Il ricorrente si limita a ribadire, sia pure sotto altro profilo la tesi, sostenuta nei motivi di appello, secondo cui la diffida sarebbe stata inefficace perchè mancante della disponibilità al trasferimento, senza superare la corretta e logica motivazione sopra riportata.

Col secondo motivo si lamenta violazione degli artt. 2721 e 2722 c.c. per non avere la Corte territoriale ammesso le prove dedotte dall’appellante sul presupposto che violassero gli artt. 2721 e 2722 c.c., perchè contrastanti col rogito Monizio 14.11.1996, ma la censura non riporta le circostanze articolate e non è autosufficiente.

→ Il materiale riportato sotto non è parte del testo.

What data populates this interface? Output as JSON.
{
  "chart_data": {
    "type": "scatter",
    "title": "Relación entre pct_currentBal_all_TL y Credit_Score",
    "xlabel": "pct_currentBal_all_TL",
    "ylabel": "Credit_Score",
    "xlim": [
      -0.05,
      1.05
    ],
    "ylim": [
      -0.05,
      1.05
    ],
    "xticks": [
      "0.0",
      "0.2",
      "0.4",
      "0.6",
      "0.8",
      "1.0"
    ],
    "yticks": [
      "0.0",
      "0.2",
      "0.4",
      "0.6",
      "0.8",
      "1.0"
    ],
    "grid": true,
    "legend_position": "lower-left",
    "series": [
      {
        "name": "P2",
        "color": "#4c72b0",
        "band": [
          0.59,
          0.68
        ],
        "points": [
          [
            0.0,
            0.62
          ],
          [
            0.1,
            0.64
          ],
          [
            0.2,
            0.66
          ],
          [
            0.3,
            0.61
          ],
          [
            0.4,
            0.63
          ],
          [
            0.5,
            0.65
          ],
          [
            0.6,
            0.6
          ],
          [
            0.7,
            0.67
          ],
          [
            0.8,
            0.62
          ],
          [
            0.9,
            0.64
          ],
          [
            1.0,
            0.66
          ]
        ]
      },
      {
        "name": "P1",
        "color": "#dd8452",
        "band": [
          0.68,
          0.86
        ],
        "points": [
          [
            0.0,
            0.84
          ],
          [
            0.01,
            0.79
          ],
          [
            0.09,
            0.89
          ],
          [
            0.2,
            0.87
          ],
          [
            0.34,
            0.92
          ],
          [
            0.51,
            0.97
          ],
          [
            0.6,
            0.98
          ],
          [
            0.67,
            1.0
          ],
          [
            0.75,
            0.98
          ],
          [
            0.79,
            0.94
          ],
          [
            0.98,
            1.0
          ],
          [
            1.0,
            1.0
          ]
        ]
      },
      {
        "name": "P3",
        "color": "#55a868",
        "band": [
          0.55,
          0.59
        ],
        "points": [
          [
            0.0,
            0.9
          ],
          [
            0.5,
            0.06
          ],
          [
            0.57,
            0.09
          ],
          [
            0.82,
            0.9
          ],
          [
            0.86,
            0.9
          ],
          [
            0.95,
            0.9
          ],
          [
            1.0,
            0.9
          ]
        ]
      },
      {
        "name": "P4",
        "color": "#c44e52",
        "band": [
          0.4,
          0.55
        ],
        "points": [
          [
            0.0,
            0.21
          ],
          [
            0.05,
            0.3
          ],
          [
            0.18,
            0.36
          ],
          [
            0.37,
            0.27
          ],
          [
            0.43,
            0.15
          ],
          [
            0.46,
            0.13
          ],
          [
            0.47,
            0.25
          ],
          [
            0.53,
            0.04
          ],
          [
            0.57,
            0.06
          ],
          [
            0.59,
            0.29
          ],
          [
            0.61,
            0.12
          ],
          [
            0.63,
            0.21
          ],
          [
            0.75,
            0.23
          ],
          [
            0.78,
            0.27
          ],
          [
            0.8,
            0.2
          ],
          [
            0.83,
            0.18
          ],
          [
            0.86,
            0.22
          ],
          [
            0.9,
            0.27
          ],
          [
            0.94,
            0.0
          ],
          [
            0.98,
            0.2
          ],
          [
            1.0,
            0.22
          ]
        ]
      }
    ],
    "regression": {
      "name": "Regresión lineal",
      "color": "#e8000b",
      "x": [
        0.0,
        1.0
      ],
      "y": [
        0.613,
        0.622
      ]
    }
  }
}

Col terzo motivo si denunziano violazione degli artt. 1454, 2721 e 2722 c.c. e vizi di motivazione per non avere la sentenza considerato il comportamento concludente della D.R. che, successivamente alla diffida, aveva venduto parte dell’immobile oggetto del preliminare alle persone designate dal L., non valutando che solo quest’ultimo, che era nel possesso, poteva immettere i coniugi C.B. nel materiale possesso.

La censura è infondata.

La sentenza ha definito equazione di difficile comprensione la tesi che la vendita a terzi costituisse rinuncia alla risoluzione a seguito della diffida, rilevando che nel rogito i terzi non vengono indicati quali aventi causa del L. nè lo stesso poteva provare patti preesistenti o per i quali la prova per testi era inammissibile. Il ricorrente, anche in questo caso, ripropone genericamente il motivo di appello senza intaccare la motivazione della sentenza, nel tentativo di riesame del merito precluso in questa sede. In definitiva il ricorso va rigettato con condanna alle spese.

P.Q.M.

La Corte rigetta il ricorso e condanna il ricorrente alle spese, liquidate in Euro 2700, di cui 2500 per onorari, oltre accessori.

Testo non ufficiale. La sola stampa del bollettino ufficiale ha carattere legale.